Surabaya, IDN Times - Angin malam yang menembus sela ranting pepohonan kian menusuk tulang. Sementara jarum jam menunjukkan pukul 23.30 WIB. Aku berada di tengah komplek pemakaman Kembang Kuning, Wonokromo. Sembari menyantap gorengan dengan teh hangat sajian Bu Muji, aku menikmati gelapnya malam yang diramaikan dengan nyanyian jangkrik.
“Lagi nunggu apa mas?” sapa Bu Muji yang nampak penasaran. Wajar saja. Pasalnya, aku sudah duduk di sana selama lebih dari 1 jam. Warung Bu Muji tidak seperti tempat ngopi pada umumnya. Dia tidak memiliki meja sebagai alas makanan. Dia memanfaatkan konstruksi kokoh kuburan Cina sebagai mejanya.
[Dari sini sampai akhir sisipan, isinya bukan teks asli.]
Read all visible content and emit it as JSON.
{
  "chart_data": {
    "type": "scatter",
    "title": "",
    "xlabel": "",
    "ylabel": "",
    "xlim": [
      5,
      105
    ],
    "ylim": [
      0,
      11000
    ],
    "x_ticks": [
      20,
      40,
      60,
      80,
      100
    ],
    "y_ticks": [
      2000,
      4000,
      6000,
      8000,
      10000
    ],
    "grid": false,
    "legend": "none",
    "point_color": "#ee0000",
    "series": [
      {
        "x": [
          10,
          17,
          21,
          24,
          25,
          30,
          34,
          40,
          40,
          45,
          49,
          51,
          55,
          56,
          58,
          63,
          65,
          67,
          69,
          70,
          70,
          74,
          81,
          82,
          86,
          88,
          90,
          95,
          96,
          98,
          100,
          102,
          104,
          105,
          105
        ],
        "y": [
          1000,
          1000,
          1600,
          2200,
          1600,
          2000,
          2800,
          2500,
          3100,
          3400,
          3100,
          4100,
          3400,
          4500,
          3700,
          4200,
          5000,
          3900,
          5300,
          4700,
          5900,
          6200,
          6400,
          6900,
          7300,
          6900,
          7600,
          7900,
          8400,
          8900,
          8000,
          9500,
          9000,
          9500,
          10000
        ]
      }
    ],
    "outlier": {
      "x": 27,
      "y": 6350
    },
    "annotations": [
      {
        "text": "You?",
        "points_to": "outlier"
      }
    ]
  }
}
Dia mengikat tali di antara pilar-pilar makam untuk menggantungkan minuman kemasan. Tepat di sebelah gelasku, terpampang tulisan pemilik kuburan yang meninggal tahun 2010 silam.
“Oh gak bu, cuma lihat-lihat aja,” jawabku setelah menyeruput teh yang sudah dingin. “Kalau jam segini mah belum keluar. Satpol PP belum razia,” sahut Bu Muji seolah sadar akan maksud kedatanganku. Mataku yang awalnya celingunkan kesana-kemari, kini fokus mendengar apa yang disampaikan sang pemilik warung
Makam Kembang Kuning dikenal sebagai "Pujasera" seks yang terkenal di Surabaya. Harganya murah. Mulai dari Rp50 ribu hingga Rp150 ribu, setiap pengunjung bisa merasakan kepuasan seksual. Inilah tempat dimana perempuan dan waria mengumpulkan pundi-pundi rupiah untuk menlanjutkan hidup.
“Satpol PP razia itu biasanya dua kali sehari, apalagi ini malam Sabtu. Nanti baru ramai sekitar jam tiga,” lanjut perempuan yang malam itu mengenakan duster hitam dengan motif batik oranye.